Eisbär müsste man sein
Frost und Schnee erwischen viele Menschen in Europa eiskalt. Anderswo weit schlimmer als hierzulande. Immerhin: An den Skiliften müssen Unverfrorene nicht warten
Der Winter hat seinen Job am Wochenende vielleicht ein bisschen zu ernst genommen: In Bayern jedenfalls war es nicht nur „saukalt“, sondern auch glatt. Den bundesweiten Kälterekord der Saison knackten in der Nacht zum Samstag gleich zwei bayerische Orte: Der Deutsche Wetterdienst registrierte sowohl im oberbayerischen Reit im Winkl als auch im oberpfälzischen Schorndorf minus 26 Grad. Nach der arktischen Kälte konnten die Deutschen dann gestern vielerorts durch eine dick verschneite Winterlandschaft spazieren. In Berchtesgaden fielen allein in der Nacht 25 Zentimeter Neuschnee.
Die eisigen Temperaturen waren aber offenbar selbst eingefleischten Wintersportlern zu zapfig: Der Skibetrieb in den bayerischen Alpen verlief jedenfalls eher schleppend. Viele Ski- und Snowboard-Begeis- terte blieben lieber im Warmen. „Es ist saukalt“, sagte ein Sprecher der Winklmoosalm in Reit im Winkl. Aber immerhin habe es an den Skiliften keine Wartezeiten gegeben. Auch in Oberjoch im Allgäu meldeten die Pisten-Chefs „Topverhältnisse“. Die allermeisten Wintersportler hätten sich jedoch wegen des Ferienendes schon auf die Rückreise nach Hause gemacht.

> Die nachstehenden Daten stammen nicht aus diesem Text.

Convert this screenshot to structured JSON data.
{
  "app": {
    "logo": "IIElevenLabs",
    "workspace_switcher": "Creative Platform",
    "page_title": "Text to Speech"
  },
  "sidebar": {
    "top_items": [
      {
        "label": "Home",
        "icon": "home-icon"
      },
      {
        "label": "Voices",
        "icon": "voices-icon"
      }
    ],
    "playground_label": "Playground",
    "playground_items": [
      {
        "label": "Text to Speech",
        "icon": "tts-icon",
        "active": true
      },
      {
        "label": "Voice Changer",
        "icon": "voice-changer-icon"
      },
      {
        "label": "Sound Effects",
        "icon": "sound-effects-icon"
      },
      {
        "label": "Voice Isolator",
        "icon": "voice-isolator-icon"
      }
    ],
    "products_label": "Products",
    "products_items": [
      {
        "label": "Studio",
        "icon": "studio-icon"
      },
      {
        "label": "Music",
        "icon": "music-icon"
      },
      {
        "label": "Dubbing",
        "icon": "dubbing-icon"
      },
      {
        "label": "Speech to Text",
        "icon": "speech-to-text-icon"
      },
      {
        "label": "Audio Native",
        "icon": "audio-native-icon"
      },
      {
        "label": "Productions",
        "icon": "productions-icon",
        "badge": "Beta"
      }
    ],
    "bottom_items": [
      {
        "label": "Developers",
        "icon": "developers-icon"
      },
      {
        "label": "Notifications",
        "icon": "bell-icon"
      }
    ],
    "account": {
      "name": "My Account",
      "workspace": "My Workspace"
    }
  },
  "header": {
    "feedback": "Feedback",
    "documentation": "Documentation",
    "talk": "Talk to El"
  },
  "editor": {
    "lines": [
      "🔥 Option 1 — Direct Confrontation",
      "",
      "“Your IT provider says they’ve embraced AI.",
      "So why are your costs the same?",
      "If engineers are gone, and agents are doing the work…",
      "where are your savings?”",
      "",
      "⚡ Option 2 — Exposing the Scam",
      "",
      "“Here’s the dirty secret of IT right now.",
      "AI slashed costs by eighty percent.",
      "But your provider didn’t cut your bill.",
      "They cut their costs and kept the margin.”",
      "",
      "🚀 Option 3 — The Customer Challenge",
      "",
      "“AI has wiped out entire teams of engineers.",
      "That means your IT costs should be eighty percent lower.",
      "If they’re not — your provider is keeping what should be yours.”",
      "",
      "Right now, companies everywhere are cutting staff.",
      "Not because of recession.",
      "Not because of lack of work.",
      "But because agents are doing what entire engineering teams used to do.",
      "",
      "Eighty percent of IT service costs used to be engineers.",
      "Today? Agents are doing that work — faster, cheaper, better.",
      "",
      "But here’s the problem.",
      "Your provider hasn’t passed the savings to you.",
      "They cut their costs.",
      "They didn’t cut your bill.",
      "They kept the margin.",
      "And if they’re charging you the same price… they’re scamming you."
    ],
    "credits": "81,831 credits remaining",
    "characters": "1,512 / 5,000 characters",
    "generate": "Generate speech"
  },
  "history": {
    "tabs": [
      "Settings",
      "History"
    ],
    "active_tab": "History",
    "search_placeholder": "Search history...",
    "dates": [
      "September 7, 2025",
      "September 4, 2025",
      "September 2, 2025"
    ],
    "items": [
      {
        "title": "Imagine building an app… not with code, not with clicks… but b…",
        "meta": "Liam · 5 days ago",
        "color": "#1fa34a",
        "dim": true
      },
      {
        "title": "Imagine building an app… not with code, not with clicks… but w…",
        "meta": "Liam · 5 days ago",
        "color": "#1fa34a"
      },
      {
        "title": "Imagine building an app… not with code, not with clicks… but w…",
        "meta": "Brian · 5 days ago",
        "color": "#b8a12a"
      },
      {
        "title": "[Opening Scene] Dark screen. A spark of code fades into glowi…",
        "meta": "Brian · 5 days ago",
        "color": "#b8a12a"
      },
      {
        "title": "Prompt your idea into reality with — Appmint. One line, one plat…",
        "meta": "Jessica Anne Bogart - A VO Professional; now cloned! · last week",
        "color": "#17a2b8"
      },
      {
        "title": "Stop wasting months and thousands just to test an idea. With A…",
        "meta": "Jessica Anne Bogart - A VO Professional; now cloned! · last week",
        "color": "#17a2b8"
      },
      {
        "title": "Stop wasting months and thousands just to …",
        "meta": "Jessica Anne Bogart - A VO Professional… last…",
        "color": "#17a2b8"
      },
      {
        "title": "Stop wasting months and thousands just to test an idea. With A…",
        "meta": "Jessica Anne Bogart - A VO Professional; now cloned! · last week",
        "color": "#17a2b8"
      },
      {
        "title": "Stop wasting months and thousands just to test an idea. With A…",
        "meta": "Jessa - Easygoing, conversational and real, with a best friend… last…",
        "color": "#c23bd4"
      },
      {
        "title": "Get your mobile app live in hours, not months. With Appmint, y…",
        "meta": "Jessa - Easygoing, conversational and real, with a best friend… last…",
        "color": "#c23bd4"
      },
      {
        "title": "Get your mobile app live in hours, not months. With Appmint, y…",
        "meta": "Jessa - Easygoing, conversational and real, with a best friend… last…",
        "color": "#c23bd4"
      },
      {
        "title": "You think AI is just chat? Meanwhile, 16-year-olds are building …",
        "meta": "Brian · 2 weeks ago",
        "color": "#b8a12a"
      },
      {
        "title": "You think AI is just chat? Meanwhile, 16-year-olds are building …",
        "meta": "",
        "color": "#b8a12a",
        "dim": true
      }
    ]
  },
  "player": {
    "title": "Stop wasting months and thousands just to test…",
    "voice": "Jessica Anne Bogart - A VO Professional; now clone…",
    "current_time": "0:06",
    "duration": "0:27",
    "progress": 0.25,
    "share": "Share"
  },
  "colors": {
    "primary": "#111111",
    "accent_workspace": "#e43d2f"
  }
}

Bayerns Autofahrer überstanden den Kälteeinbruch einigermaßen unbeschadet. Nur vereinzelt kamen Autos wegen Glätte und Schneematsch vom richtigen Weg ab. Allerdings dauerte es auf vielen Straßen ein bisschen länger als sonst. 165 Staus zählte der ADAC allein am Samstag in Bayern. Zusammen waren sie 500 Kilometer lang. Dass der Freistaat damit im bundesweiten Vergleich Spitzenreiter war, lag am Rückreiseverkehr, der „mit vol- ler Wucht“eingesetzt habe. Lange hält das Wintermärchen den Experten zufolge allerdings nicht mehr an – schon am Mittwoch soll es in weiten Teilen Bayerns tauen. Auf den Straßen ist trotzdem Vorsicht angebracht: Meteorologen warnen vor gefährlichem Blitzeis.

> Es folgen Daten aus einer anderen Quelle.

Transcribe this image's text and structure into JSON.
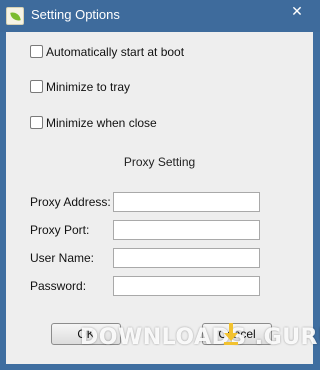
{
  "window": {
    "title": "Setting Options",
    "close_glyph": "✕"
  },
  "options": {
    "auto_start_label": "Automatically start at boot",
    "auto_start_checked": false,
    "minimize_tray_label": "Minimize to tray",
    "minimize_tray_checked": false,
    "minimize_close_label": "Minimize when close",
    "minimize_close_checked": false
  },
  "proxy": {
    "section_title": "Proxy Setting",
    "address_label": "Proxy Address:",
    "address_value": "",
    "port_label": "Proxy Port:",
    "port_value": "",
    "username_label": "User Name:",
    "username_value": "",
    "password_label": "Password:",
    "password_value": ""
  },
  "buttons": {
    "ok_label": "OK",
    "cancel_label": "Cancel"
  },
  "watermark": {
    "text": "DOWNLOADS  .GURU"
  },
  "colors": {
    "titlebar": "#3e6b9c",
    "content_bg": "#eeeeee",
    "accent_icon": "#7cbc2e"
  }
}
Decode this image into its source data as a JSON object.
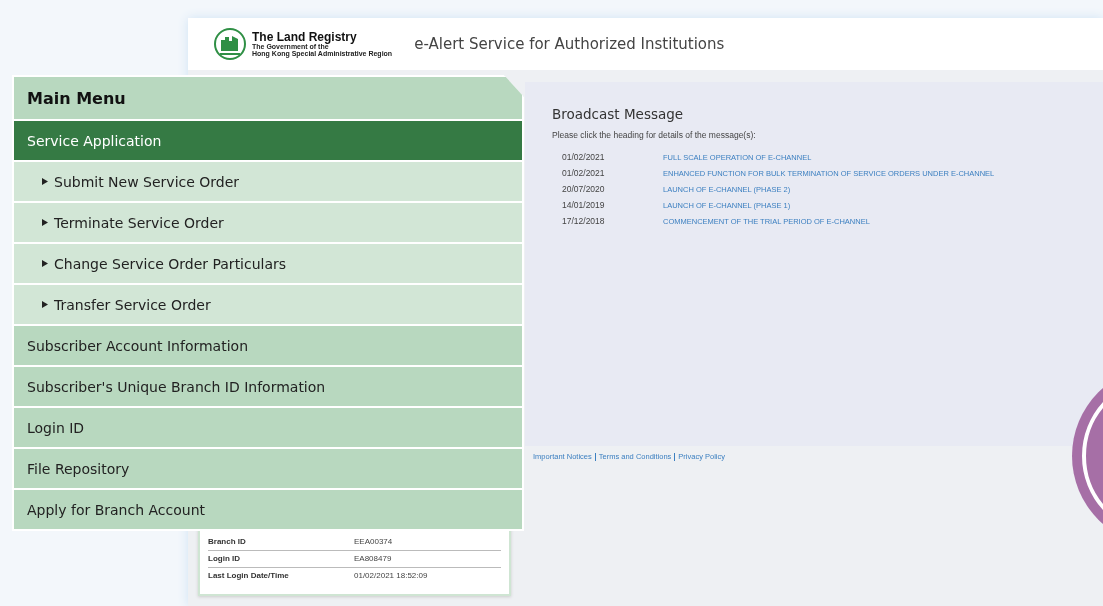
{
  "header": {
    "org_name": "The Land Registry",
    "org_line_1": "The Government of the",
    "org_line_2": "Hong Kong Special Administrative Region",
    "title": "e-Alert Service for Authorized Institutions"
  },
  "main_menu": {
    "title": "Main Menu",
    "items": [
      {
        "label": "Service Application",
        "kind": "section",
        "selected": true
      },
      {
        "label": "Submit New Service Order",
        "kind": "sub",
        "selected": false
      },
      {
        "label": "Terminate Service Order",
        "kind": "sub",
        "selected": false
      },
      {
        "label": "Change Service Order Particulars",
        "kind": "sub",
        "selected": false
      },
      {
        "label": "Transfer Service Order",
        "kind": "sub",
        "selected": false
      },
      {
        "label": "Subscriber Account Information",
        "kind": "section",
        "selected": false
      },
      {
        "label": "Subscriber's Unique Branch ID Information",
        "kind": "section",
        "selected": false
      },
      {
        "label": "Login ID",
        "kind": "section",
        "selected": false
      },
      {
        "label": "File Repository",
        "kind": "section",
        "selected": false
      },
      {
        "label": "Apply for Branch Account",
        "kind": "section",
        "selected": false
      }
    ]
  },
  "account_info": [
    {
      "label": "Branch ID",
      "value": "EEA00374"
    },
    {
      "label": "Login ID",
      "value": "EA808479"
    },
    {
      "label": "Last Login Date/Time",
      "value": "01/02/2021 18:52:09"
    }
  ],
  "broadcast": {
    "title": "Broadcast Message",
    "instruction": "Please click the heading for details of the message(s):",
    "messages": [
      {
        "date": "01/02/2021",
        "heading": "FULL SCALE OPERATION OF E-CHANNEL"
      },
      {
        "date": "01/02/2021",
        "heading": "ENHANCED FUNCTION FOR BULK TERMINATION OF SERVICE ORDERS UNDER E-CHANNEL"
      },
      {
        "date": "20/07/2020",
        "heading": "LAUNCH OF E-CHANNEL (PHASE 2)"
      },
      {
        "date": "14/01/2019",
        "heading": "LAUNCH OF E-CHANNEL (PHASE 1)"
      },
      {
        "date": "17/12/2018",
        "heading": "COMMENCEMENT OF THE TRIAL PERIOD OF E-CHANNEL"
      }
    ]
  },
  "footer_links": [
    "Important Notices",
    "Terms and Conditions",
    "Privacy Policy"
  ]
}
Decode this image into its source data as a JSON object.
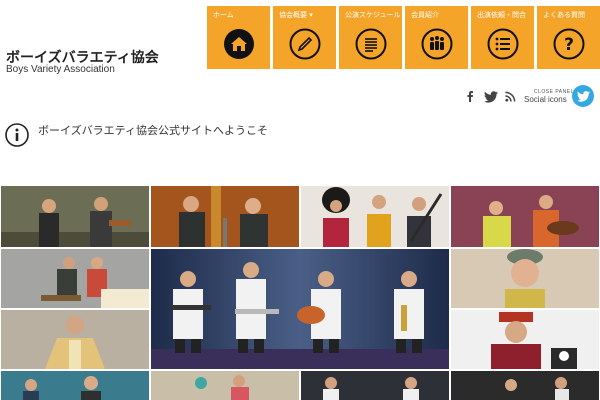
{
  "header": {
    "logo_jp": "ボーイズバラエティ協会",
    "logo_en": "Boys Variety Association"
  },
  "nav": [
    {
      "label": "ホーム",
      "icon": "home-icon"
    },
    {
      "label": "協会概要 ▾",
      "icon": "pencil-icon"
    },
    {
      "label": "公演スケジュール",
      "icon": "document-icon"
    },
    {
      "label": "会員紹介",
      "icon": "people-icon"
    },
    {
      "label": "出演依頼・問合",
      "icon": "list-icon"
    },
    {
      "label": "よくある質問",
      "icon": "question-icon"
    }
  ],
  "social": {
    "close_panel": "CLOSE PANEL",
    "label": "Social icons",
    "icons": [
      "facebook-icon",
      "twitter-icon",
      "rss-icon",
      "twitter-circle-icon"
    ]
  },
  "notice": {
    "text": "ボーイズバラエティ協会公式サイトへようこそ"
  },
  "colors": {
    "nav_bg": "#f5a42a",
    "twitter_blue": "#35a8e3"
  }
}
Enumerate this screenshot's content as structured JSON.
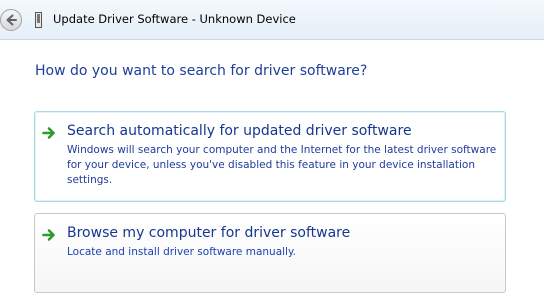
{
  "window": {
    "title": "Update Driver Software - Unknown Device"
  },
  "main": {
    "question": "How do you want to search for driver software?",
    "options": [
      {
        "title": "Search automatically for updated driver software",
        "description": "Windows will search your computer and the Internet for the latest driver software for your device, unless you've disabled this feature in your device installation settings.",
        "icon": "green-arrow-icon"
      },
      {
        "title": "Browse my computer for driver software",
        "description": "Locate and install driver software manually.",
        "icon": "green-arrow-icon"
      }
    ]
  },
  "colors": {
    "heading": "#1e3f9a",
    "link_title": "#14378f",
    "arrow": "#2e9a2a",
    "hover_border": "#a6dbe4"
  }
}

In vielen europäischen Ländern ging der Wintereinbruch nicht so glimpflich aus. Mindestens 23 Menschen erfroren. In Frankreich kamen vier Portugiesen ums Leben, als ihr Reisebus – vermutlich bei Glatteis – von der Straße abkam.

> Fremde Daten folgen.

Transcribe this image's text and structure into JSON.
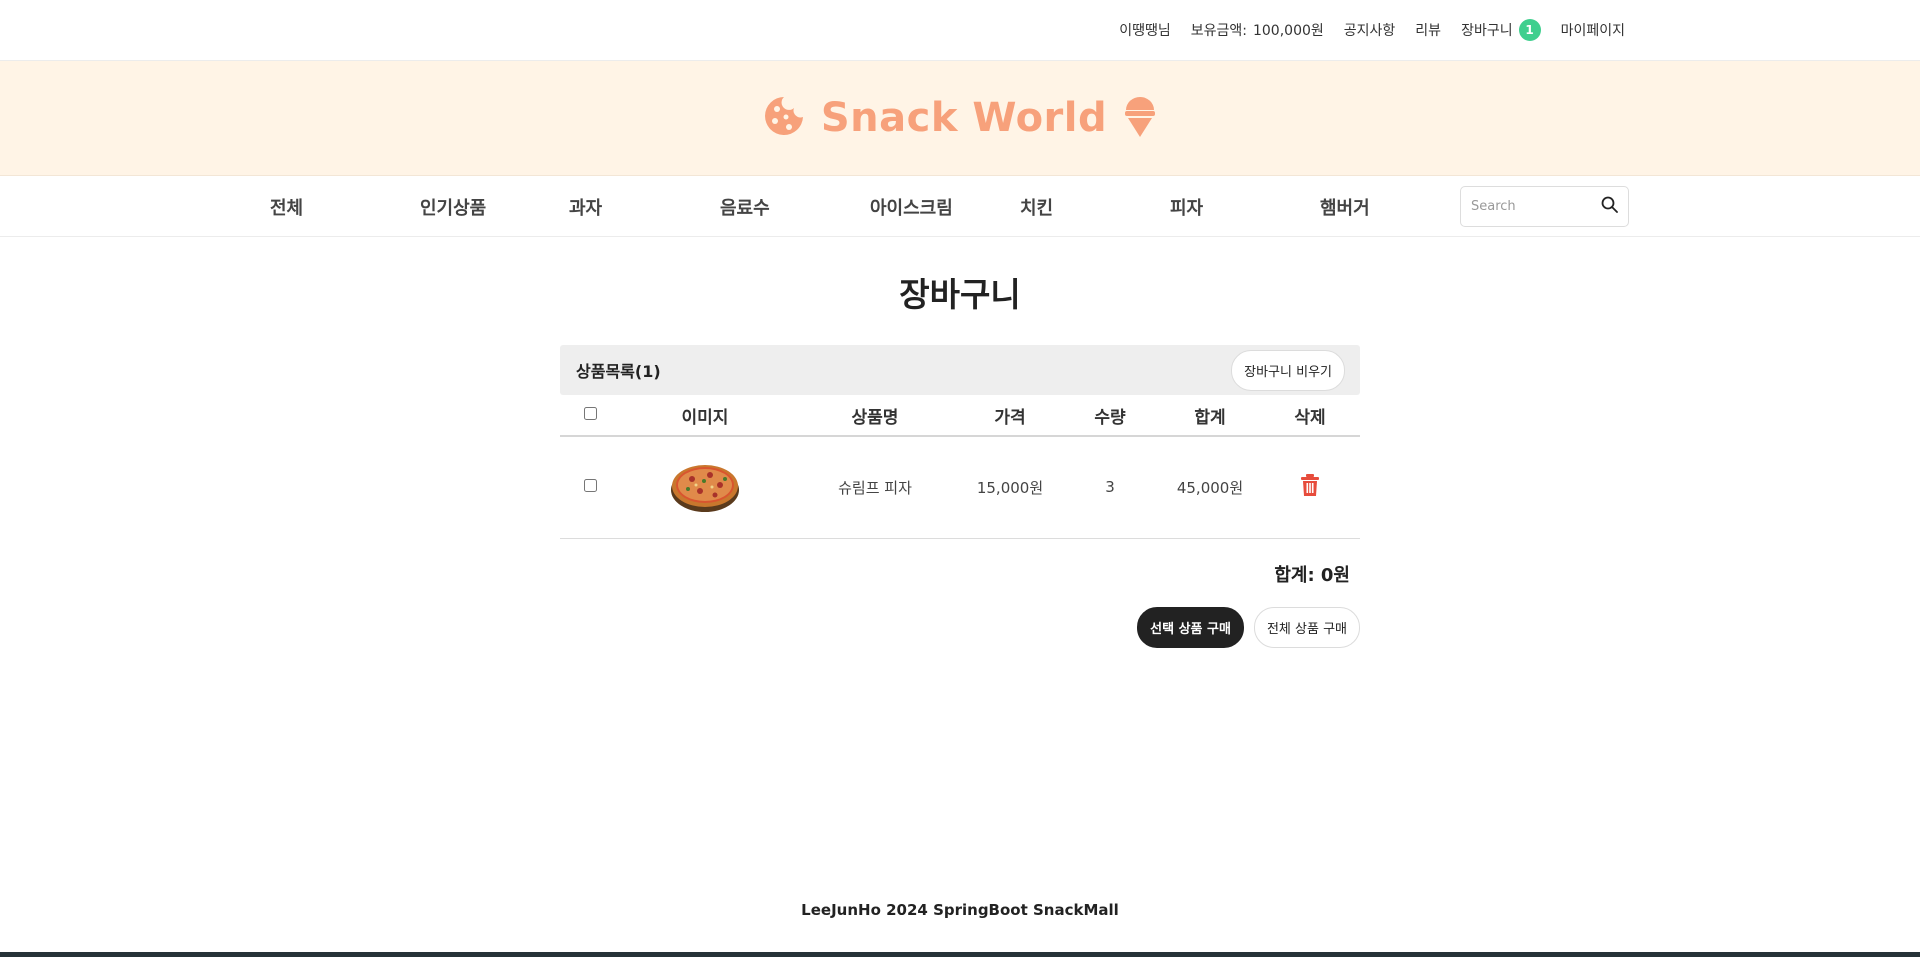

Verantwortlich für das bitterkalte Wetter ist im Übrigen Polarluft, die aus Skandinavien kommt. In Polen starben zehn Menschen allein am Donnerstag und Freitag an Unterkühlung. In einigen Regionen lagen die Temperaturen bei minus 20 Grad. Italiens Regierung meldete am Wochenende sieben Kälteopfer. Die meisten von ihnen waren Obdachlose. Im südlichen Apulien mussten mehrere Flughäfen den Betrieb einstellen. In Prag erfroren in der bislang kältesten Winternacht drei Menschen. Zwei Opfer waren Obdachlose, der dritte war ein Parkwächter.
Heftiger Schneefall brachte auch den Verkehr in Istanbul teilweise zum Erliegen. An den beiden internationalen Flughäfen wurden hunderte Flüge gestrichen. Tausende Passagiere saßen fest. Die Balkanstaaten meldeten Temperaturen von bis zu 27 Grad minus. Selbst in der kroatischen Hafenstadt Split lagen sie bei minus sieben Grad – und waren damit so niedrig wie seit 50 Jahren nicht mehr.
Und Moskau feierte die kältesten orthodoxen Weihnachten seit 120 Jahren. Dort zeigte das Thermometer minus 30 Grad an.